Джинхён послушно остановился, а Кохаку, не ожидав этого, со всей силы врезалась в его спину, размахивая кулаками. Её друг не удержался от такого напора, не устоял на ногах и упал на пол, задев целую бамбуковую корзину с пустыми свитками и утащив принцессу за собой. Свитки покатились по полу и чуть не угодили в соседнюю, но оказались слишком лёгкими, чтобы повалить её.

— Прекратите! — на этот раз Джинги повысил свой голос.

Кохаку приоткрыла глаза, молча слезла с Джинхёна, на которого упала, отряхнулась и виновато осмотрела устроенный ими беспорядок. Не говоря ни слова, она наклонилась и подняла высокую корзину, потянулась за свитками.

Она редко задумывалась о последствиях своих действий. Совершала что-то глупое или говорила нехорошее, а потом осмысляла это. Даже её баловство, пустяковые ошибки в итоге могли плохо сказаться на окружающих, и она об этом знала — всё прекрасно понимала, но не могла изменить свою натуру.
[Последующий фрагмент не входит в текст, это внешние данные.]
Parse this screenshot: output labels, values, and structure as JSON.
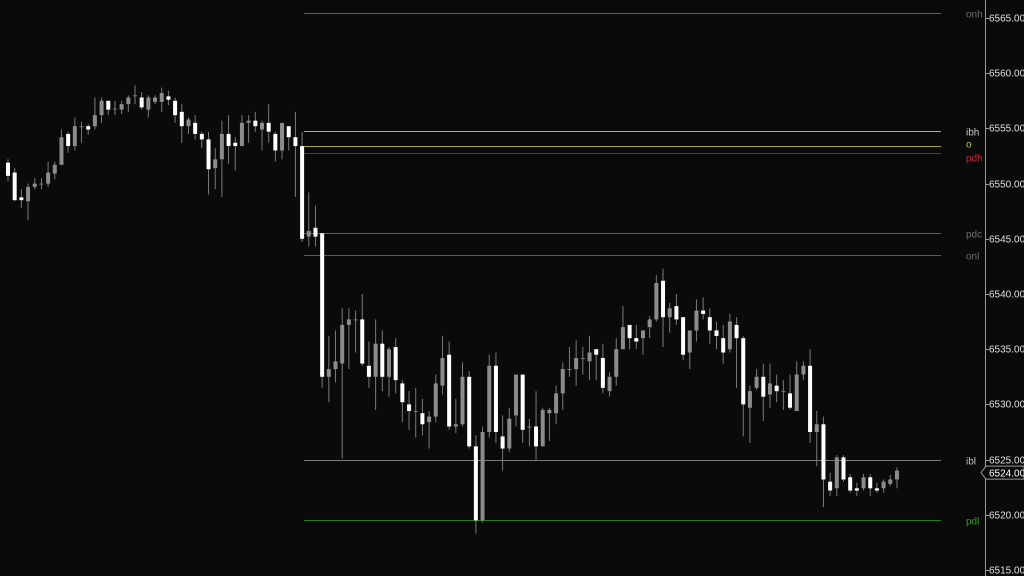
{
  "chart_data": {
    "type": "candlestick",
    "ylim": [
      6515,
      6565
    ],
    "yticks": [
      "6515.00",
      "6520.00",
      "6525.00",
      "6530.00",
      "6535.00",
      "6540.00",
      "6545.00",
      "6550.00",
      "6555.00",
      "6560.00",
      "6565.00"
    ],
    "last_price": "6524.00",
    "last_price_value": 6524.0,
    "colors": {
      "background": "#0a0a0a",
      "up_body": "#8c8c8c",
      "down_body": "#ffffff",
      "wick": "#7a7a7a",
      "axis": "#9a9a9a"
    },
    "levels": [
      {
        "label": "onh",
        "price": 6565.45,
        "color": "#5e5e5e",
        "label_color": "#6e6e6e"
      },
      {
        "label": "ibh",
        "price": 6554.75,
        "color": "#a8a8a8",
        "label_color": "#c8c8c8"
      },
      {
        "label": "o",
        "price": 6553.4,
        "color": "#a8a83a",
        "label_color": "#c8c840"
      },
      {
        "label": "pdh",
        "price": 6552.75,
        "color": "#8a1f2a",
        "label_color": "#c0283a"
      },
      {
        "label": "pdc",
        "price": 6545.5,
        "color": "#5e5e5e",
        "label_color": "#6e6e6e"
      },
      {
        "label": "onl",
        "price": 6543.5,
        "color": "#5e5e5e",
        "label_color": "#6e6e6e"
      },
      {
        "label": "ibl",
        "price": 6525.0,
        "color": "#7a7a7a",
        "label_color": "#c0c0c0"
      },
      {
        "label": "pdl",
        "price": 6519.5,
        "color": "#2a7a1a",
        "label_color": "#3a9a20"
      }
    ],
    "ohlc_columns": [
      "open",
      "high",
      "low",
      "close"
    ],
    "candles": [
      [
        6551.9,
        6552.2,
        6550.2,
        6550.7
      ],
      [
        6551.0,
        6551.4,
        6548.4,
        6548.5
      ],
      [
        6548.75,
        6549.5,
        6547.8,
        6548.5
      ],
      [
        6548.4,
        6550.0,
        6546.7,
        6549.7
      ],
      [
        6549.7,
        6550.5,
        6549.5,
        6550.0
      ],
      [
        6550.0,
        6550.5,
        6549.5,
        6550.0
      ],
      [
        6550.0,
        6552.0,
        6549.7,
        6551.0
      ],
      [
        6550.9,
        6552.0,
        6550.4,
        6551.7
      ],
      [
        6551.7,
        6554.9,
        6551.7,
        6554.2
      ],
      [
        6554.5,
        6554.7,
        6552.8,
        6553.4
      ],
      [
        6553.4,
        6556.0,
        6553.0,
        6555.2
      ],
      [
        6555.2,
        6555.6,
        6553.7,
        6555.2
      ],
      [
        6555.2,
        6555.4,
        6554.4,
        6554.9
      ],
      [
        6555.2,
        6557.8,
        6554.9,
        6556.2
      ],
      [
        6556.2,
        6557.8,
        6555.5,
        6557.5
      ],
      [
        6557.5,
        6557.5,
        6556.2,
        6556.7
      ],
      [
        6556.8,
        6557.5,
        6556.2,
        6556.8
      ],
      [
        6556.7,
        6557.5,
        6556.3,
        6557.2
      ],
      [
        6557.2,
        6558.0,
        6556.5,
        6557.8
      ],
      [
        6558.0,
        6558.9,
        6557.2,
        6558.0
      ],
      [
        6557.8,
        6558.3,
        6556.7,
        6556.9
      ],
      [
        6556.7,
        6558.0,
        6556.0,
        6557.8
      ],
      [
        6557.4,
        6558.0,
        6557.2,
        6557.8
      ],
      [
        6557.4,
        6558.7,
        6556.5,
        6558.2
      ],
      [
        6557.9,
        6558.4,
        6557.1,
        6557.6
      ],
      [
        6557.5,
        6557.8,
        6555.5,
        6556.2
      ],
      [
        6556.5,
        6557.2,
        6553.7,
        6555.2
      ],
      [
        6555.2,
        6556.0,
        6554.5,
        6555.8
      ],
      [
        6555.5,
        6556.2,
        6554.0,
        6554.5
      ],
      [
        6554.5,
        6554.7,
        6553.2,
        6554.0
      ],
      [
        6554.0,
        6554.7,
        6549.0,
        6551.3
      ],
      [
        6551.4,
        6553.2,
        6549.5,
        6552.2
      ],
      [
        6552.2,
        6555.7,
        6548.8,
        6554.5
      ],
      [
        6554.5,
        6556.2,
        6551.8,
        6553.4
      ],
      [
        6553.7,
        6554.2,
        6551.2,
        6553.4
      ],
      [
        6553.4,
        6556.2,
        6553.4,
        6555.5
      ],
      [
        6555.5,
        6556.2,
        6553.7,
        6555.7
      ],
      [
        6555.7,
        6556.5,
        6554.7,
        6555.2
      ],
      [
        6554.9,
        6555.7,
        6553.0,
        6555.5
      ],
      [
        6555.5,
        6557.2,
        6553.7,
        6554.7
      ],
      [
        6554.5,
        6554.7,
        6552.0,
        6553.0
      ],
      [
        6553.0,
        6555.5,
        6552.2,
        6555.5
      ],
      [
        6555.2,
        6555.2,
        6553.0,
        6554.2
      ],
      [
        6554.2,
        6556.5,
        6548.8,
        6553.4
      ],
      [
        6553.4,
        6554.7,
        6544.7,
        6545.0
      ],
      [
        6545.2,
        6549.2,
        6544.3,
        6545.7
      ],
      [
        6546.0,
        6548.0,
        6544.3,
        6545.2
      ],
      [
        6545.5,
        6545.5,
        6531.5,
        6532.5
      ],
      [
        6532.5,
        6536.2,
        6530.2,
        6533.2
      ],
      [
        6533.2,
        6536.7,
        6532.0,
        6533.9
      ],
      [
        6533.7,
        6538.7,
        6525.1,
        6537.2
      ],
      [
        6537.2,
        6538.7,
        6533.2,
        6537.7
      ],
      [
        6537.7,
        6538.5,
        6534.7,
        6537.7
      ],
      [
        6537.7,
        6540.0,
        6533.5,
        6533.7
      ],
      [
        6533.5,
        6535.7,
        6531.5,
        6532.5
      ],
      [
        6532.5,
        6537.7,
        6529.5,
        6535.5
      ],
      [
        6535.5,
        6536.7,
        6531.2,
        6532.5
      ],
      [
        6532.5,
        6535.2,
        6530.7,
        6535.0
      ],
      [
        6535.2,
        6536.0,
        6531.0,
        6532.2
      ],
      [
        6531.9,
        6532.2,
        6528.4,
        6530.2
      ],
      [
        6530.0,
        6531.2,
        6527.7,
        6529.4
      ],
      [
        6529.4,
        6531.5,
        6527.0,
        6529.4
      ],
      [
        6529.2,
        6530.5,
        6527.2,
        6528.2
      ],
      [
        6528.4,
        6529.4,
        6526.0,
        6528.9
      ],
      [
        6528.9,
        6532.7,
        6528.4,
        6531.9
      ],
      [
        6531.7,
        6536.2,
        6530.9,
        6534.2
      ],
      [
        6534.5,
        6535.7,
        6527.7,
        6528.0
      ],
      [
        6528.0,
        6530.5,
        6527.4,
        6528.2
      ],
      [
        6528.2,
        6533.8,
        6528.0,
        6532.5
      ],
      [
        6532.5,
        6533.0,
        6526.0,
        6526.2
      ],
      [
        6526.2,
        6527.2,
        6518.3,
        6519.5
      ],
      [
        6519.5,
        6528.0,
        6519.3,
        6527.5
      ],
      [
        6527.5,
        6534.5,
        6527.0,
        6533.5
      ],
      [
        6533.5,
        6534.7,
        6526.5,
        6527.5
      ],
      [
        6527.1,
        6529.0,
        6524.0,
        6526.0
      ],
      [
        6526.0,
        6529.7,
        6525.7,
        6528.7
      ],
      [
        6529.0,
        6532.7,
        6528.0,
        6532.7
      ],
      [
        6532.7,
        6532.7,
        6526.5,
        6527.7
      ],
      [
        6528.0,
        6528.7,
        6526.2,
        6528.0
      ],
      [
        6528.0,
        6531.2,
        6525.0,
        6526.2
      ],
      [
        6526.2,
        6529.7,
        6526.2,
        6529.5
      ],
      [
        6529.2,
        6529.7,
        6526.7,
        6529.5
      ],
      [
        6529.2,
        6531.7,
        6528.2,
        6531.0
      ],
      [
        6531.0,
        6533.8,
        6529.5,
        6533.2
      ],
      [
        6533.2,
        6535.2,
        6532.5,
        6533.2
      ],
      [
        6533.2,
        6535.8,
        6531.7,
        6534.2
      ],
      [
        6534.2,
        6535.2,
        6532.7,
        6534.2
      ],
      [
        6533.9,
        6536.2,
        6532.2,
        6534.7
      ],
      [
        6535.0,
        6535.0,
        6532.2,
        6534.5
      ],
      [
        6534.2,
        6535.5,
        6531.0,
        6531.5
      ],
      [
        6531.2,
        6532.9,
        6530.7,
        6532.5
      ],
      [
        6532.5,
        6536.0,
        6531.7,
        6535.0
      ],
      [
        6535.0,
        6538.9,
        6535.0,
        6537.0
      ],
      [
        6537.2,
        6537.2,
        6535.0,
        6536.0
      ],
      [
        6536.0,
        6537.2,
        6535.0,
        6535.7
      ],
      [
        6536.0,
        6536.7,
        6534.5,
        6536.7
      ],
      [
        6537.0,
        6538.0,
        6536.0,
        6537.7
      ],
      [
        6537.7,
        6541.7,
        6537.5,
        6541.0
      ],
      [
        6541.2,
        6542.3,
        6535.2,
        6537.9
      ],
      [
        6537.9,
        6539.2,
        6536.5,
        6538.7
      ],
      [
        6538.9,
        6540.0,
        6537.2,
        6537.7
      ],
      [
        6537.9,
        6537.9,
        6534.0,
        6534.5
      ],
      [
        6534.7,
        6536.7,
        6533.2,
        6536.7
      ],
      [
        6536.7,
        6539.5,
        6535.7,
        6538.5
      ],
      [
        6538.5,
        6539.7,
        6537.7,
        6538.2
      ],
      [
        6537.9,
        6538.7,
        6535.5,
        6536.7
      ],
      [
        6536.7,
        6537.5,
        6535.0,
        6536.2
      ],
      [
        6536.0,
        6537.2,
        6533.7,
        6534.7
      ],
      [
        6535.0,
        6538.2,
        6534.7,
        6537.5
      ],
      [
        6537.2,
        6537.9,
        6531.5,
        6536.0
      ],
      [
        6536.0,
        6536.2,
        6527.1,
        6530.0
      ],
      [
        6529.7,
        6531.7,
        6526.5,
        6531.2
      ],
      [
        6531.5,
        6533.2,
        6531.3,
        6532.5
      ],
      [
        6532.5,
        6533.7,
        6528.5,
        6530.7
      ],
      [
        6530.9,
        6533.7,
        6529.7,
        6531.9
      ],
      [
        6531.7,
        6532.7,
        6530.2,
        6531.2
      ],
      [
        6531.2,
        6532.2,
        6529.5,
        6531.2
      ],
      [
        6531.0,
        6532.7,
        6529.5,
        6529.7
      ],
      [
        6529.4,
        6533.9,
        6529.4,
        6532.7
      ],
      [
        6532.7,
        6533.9,
        6532.2,
        6533.5
      ],
      [
        6533.5,
        6535.0,
        6526.5,
        6527.5
      ],
      [
        6527.5,
        6529.4,
        6524.4,
        6528.2
      ],
      [
        6528.2,
        6528.9,
        6520.7,
        6523.2
      ],
      [
        6523.0,
        6523.8,
        6521.7,
        6522.2
      ],
      [
        6522.4,
        6525.4,
        6521.7,
        6525.2
      ],
      [
        6525.2,
        6525.4,
        6523.0,
        6523.2
      ],
      [
        6523.4,
        6523.7,
        6522.0,
        6522.2
      ],
      [
        6522.4,
        6522.9,
        6521.7,
        6522.2
      ],
      [
        6522.4,
        6523.7,
        6522.2,
        6523.4
      ],
      [
        6523.4,
        6523.7,
        6521.7,
        6522.4
      ],
      [
        6522.4,
        6522.9,
        6522.0,
        6522.2
      ],
      [
        6522.4,
        6523.2,
        6522.0,
        6523.0
      ],
      [
        6522.8,
        6523.6,
        6522.6,
        6523.2
      ],
      [
        6523.2,
        6524.3,
        6522.4,
        6524.0
      ]
    ]
  }
}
В особенности сейчас, когда все её мысли занимал либо Рури, либо Чигуса с Хунсюем и аккымами.

— Принцесса, мы с хёном уберёмся, — поспешил вмешаться Джинги и бросился подбирать свитки.

— Я помогу. — Хеджин тоже присоединилась к ним.

Джинхён вздохнул и улыбнулся, поднялся на ноги, но не успел ухватить хотя бы один свиток, как остальные уже аккуратно сложили их.

Кохаку всё продолжала думать о Рури и фурине. Неужели он что-то вспомнил из детства? А может, захотел сделать подарок для неё? Раз узнавал о нравящихся ей вещах. Нет, такой вариант менее реальный… или всё же?

Ей захотелось закрыть лицо руками и закричать на всю округу, но она заставила себя сдержаться. Зато вопрос сам сорвался с её губ:

— Джинхён-а, а зачем Рури узнавал про фурин?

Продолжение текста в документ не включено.